祁牧深突然想起,之前宋一念說的碰到一個朋友,她和那個所謂的朋友出去玩一個下午,而自己還傻乎乎的去找了她整個下午,多大的諷刺。
宋一念也是被祁牧深這態度給氣到了,“我再說一遍,我和徐嘉臣隻是普通朋友,我們在國外認識,我更沒有做對不起你的事。”
聽到“國外”兩個字,祁牧深臉色越發的陰翳了,腦海裏又頃刻間浮現了那些個照片,手掌輕握成拳。
有那麼一刻,他真的想掐死宋一念,隻是真的下不了手。
車裏的氣氛很是寂靜,宋一念沒再說話,但旁邊祁牧深全身散發的戾氣,還是讓她有種惶惶不安。

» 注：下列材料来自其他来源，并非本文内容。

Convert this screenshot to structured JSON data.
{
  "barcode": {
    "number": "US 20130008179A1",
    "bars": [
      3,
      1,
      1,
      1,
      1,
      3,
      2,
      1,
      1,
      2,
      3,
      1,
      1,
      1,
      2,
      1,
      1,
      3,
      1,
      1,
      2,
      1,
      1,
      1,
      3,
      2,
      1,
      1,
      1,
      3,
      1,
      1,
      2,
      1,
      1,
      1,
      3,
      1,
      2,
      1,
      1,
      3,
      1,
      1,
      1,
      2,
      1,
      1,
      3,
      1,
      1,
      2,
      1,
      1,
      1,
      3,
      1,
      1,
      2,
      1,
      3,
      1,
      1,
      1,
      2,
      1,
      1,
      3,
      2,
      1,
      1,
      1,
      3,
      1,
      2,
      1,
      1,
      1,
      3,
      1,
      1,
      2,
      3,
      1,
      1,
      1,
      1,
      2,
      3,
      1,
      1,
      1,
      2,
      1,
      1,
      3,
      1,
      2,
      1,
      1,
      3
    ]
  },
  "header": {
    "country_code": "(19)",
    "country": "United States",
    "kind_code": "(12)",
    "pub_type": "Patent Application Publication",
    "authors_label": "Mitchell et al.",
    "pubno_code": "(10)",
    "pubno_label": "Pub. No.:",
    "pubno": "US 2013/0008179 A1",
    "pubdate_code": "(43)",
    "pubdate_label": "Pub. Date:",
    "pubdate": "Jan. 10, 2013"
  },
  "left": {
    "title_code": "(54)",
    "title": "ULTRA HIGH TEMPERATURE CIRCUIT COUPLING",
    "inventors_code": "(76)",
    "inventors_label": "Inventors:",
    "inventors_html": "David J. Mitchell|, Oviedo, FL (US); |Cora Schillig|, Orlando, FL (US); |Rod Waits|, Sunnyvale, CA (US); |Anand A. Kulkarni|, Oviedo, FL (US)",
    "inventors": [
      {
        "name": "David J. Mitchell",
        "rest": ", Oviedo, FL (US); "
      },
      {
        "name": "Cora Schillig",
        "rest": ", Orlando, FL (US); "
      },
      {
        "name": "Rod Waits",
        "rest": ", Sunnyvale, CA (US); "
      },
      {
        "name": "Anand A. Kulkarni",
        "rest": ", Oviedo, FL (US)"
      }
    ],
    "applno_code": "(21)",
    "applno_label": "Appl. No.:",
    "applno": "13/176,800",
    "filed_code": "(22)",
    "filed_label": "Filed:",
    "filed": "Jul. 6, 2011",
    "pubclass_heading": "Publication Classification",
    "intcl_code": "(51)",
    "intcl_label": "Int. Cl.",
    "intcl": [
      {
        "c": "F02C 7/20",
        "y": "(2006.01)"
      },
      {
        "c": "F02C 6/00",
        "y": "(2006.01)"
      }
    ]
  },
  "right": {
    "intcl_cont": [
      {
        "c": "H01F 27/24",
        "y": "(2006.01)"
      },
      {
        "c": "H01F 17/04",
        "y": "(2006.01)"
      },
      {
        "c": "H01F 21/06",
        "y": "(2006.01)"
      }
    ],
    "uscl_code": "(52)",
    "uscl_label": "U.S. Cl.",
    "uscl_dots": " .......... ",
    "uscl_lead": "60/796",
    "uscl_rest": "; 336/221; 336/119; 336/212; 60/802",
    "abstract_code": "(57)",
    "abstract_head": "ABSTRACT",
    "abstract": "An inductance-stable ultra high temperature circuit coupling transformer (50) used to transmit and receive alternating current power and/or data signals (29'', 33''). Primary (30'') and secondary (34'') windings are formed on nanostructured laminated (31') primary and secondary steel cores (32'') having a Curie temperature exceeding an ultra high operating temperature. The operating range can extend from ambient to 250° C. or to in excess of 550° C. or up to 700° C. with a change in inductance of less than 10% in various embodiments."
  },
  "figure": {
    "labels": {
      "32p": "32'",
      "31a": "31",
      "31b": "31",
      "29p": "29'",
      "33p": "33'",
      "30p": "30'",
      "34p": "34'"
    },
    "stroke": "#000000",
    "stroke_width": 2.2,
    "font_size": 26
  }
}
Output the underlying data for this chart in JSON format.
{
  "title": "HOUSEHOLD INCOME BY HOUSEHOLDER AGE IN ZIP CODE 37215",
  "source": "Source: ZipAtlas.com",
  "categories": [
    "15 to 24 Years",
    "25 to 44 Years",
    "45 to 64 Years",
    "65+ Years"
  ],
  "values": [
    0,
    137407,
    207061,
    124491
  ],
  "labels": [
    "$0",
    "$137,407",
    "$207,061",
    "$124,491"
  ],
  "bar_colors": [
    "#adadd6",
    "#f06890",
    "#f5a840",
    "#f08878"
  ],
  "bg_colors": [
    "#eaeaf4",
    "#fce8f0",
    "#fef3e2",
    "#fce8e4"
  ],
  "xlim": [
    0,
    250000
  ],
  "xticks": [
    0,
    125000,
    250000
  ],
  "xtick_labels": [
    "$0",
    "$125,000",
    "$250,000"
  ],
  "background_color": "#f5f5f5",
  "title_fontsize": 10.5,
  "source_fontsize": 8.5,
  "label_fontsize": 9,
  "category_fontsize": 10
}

實在是忍受不了這種氣氛,宋一念終於開了口,“我要回宋家,麻煩送我一程。”
祁牧深眼睛微閉,他冷聲吩咐,“一直往回開,不許停。”
徐嘉臣從洗手間出來,沒看到宋一念,在外麵喊了兩聲,沒有得到回應。
這會來洗手間的人不多,徐嘉臣索性推開門,又連續喊了兩聲,仍舊沒聽到宋一念回答。
以為宋一念先回了現場,徐嘉臣隻好趕了過來,沒想到人也沒看到,隻能打電話給她,怎料電話通了,但馬上就被掛斷了,然後關機了。
等到車子進了禦龍庭,宋一念心裏越發的沒底了,她坐在車上不肯下來。
祁牧深率先下車,見她不動,直接強硬的把人抱了出來,大步往裏走。
宋一念掙紮,氣得不行,“祁牧深,你放我下來,我自己會走。”
祁牧深充耳不聞,一旦放她下來,想必她跑得比兔子還要快。
隻是,宋一念萬萬沒想到的是,祁牧深抱著她去了書房,她不知道這個男人到底什麼用意?
進了書房,祁牧深反手關上門,宋一念被他壓在門板上,男人幾乎咬牙切齒的追問,“剛才那個男人到底是你什麼人?”
宋一念氣得發抖,她在車上解釋過了,他沒聽進去,“我說了,隻是普通朋友,你為什麼不信我?”
“真的隻是普通朋友?”祁牧深一雙深邃的眼眸,直勾勾的盯在她身上,似乎想要從她臉上看到別的東西。
宋一念下巴輕抬,她和徐嘉臣本來就是普通朋友,她問心無愧,“對,我和他就是普通朋友。祁牧深,我沒騙你,我也沒必要騙你!”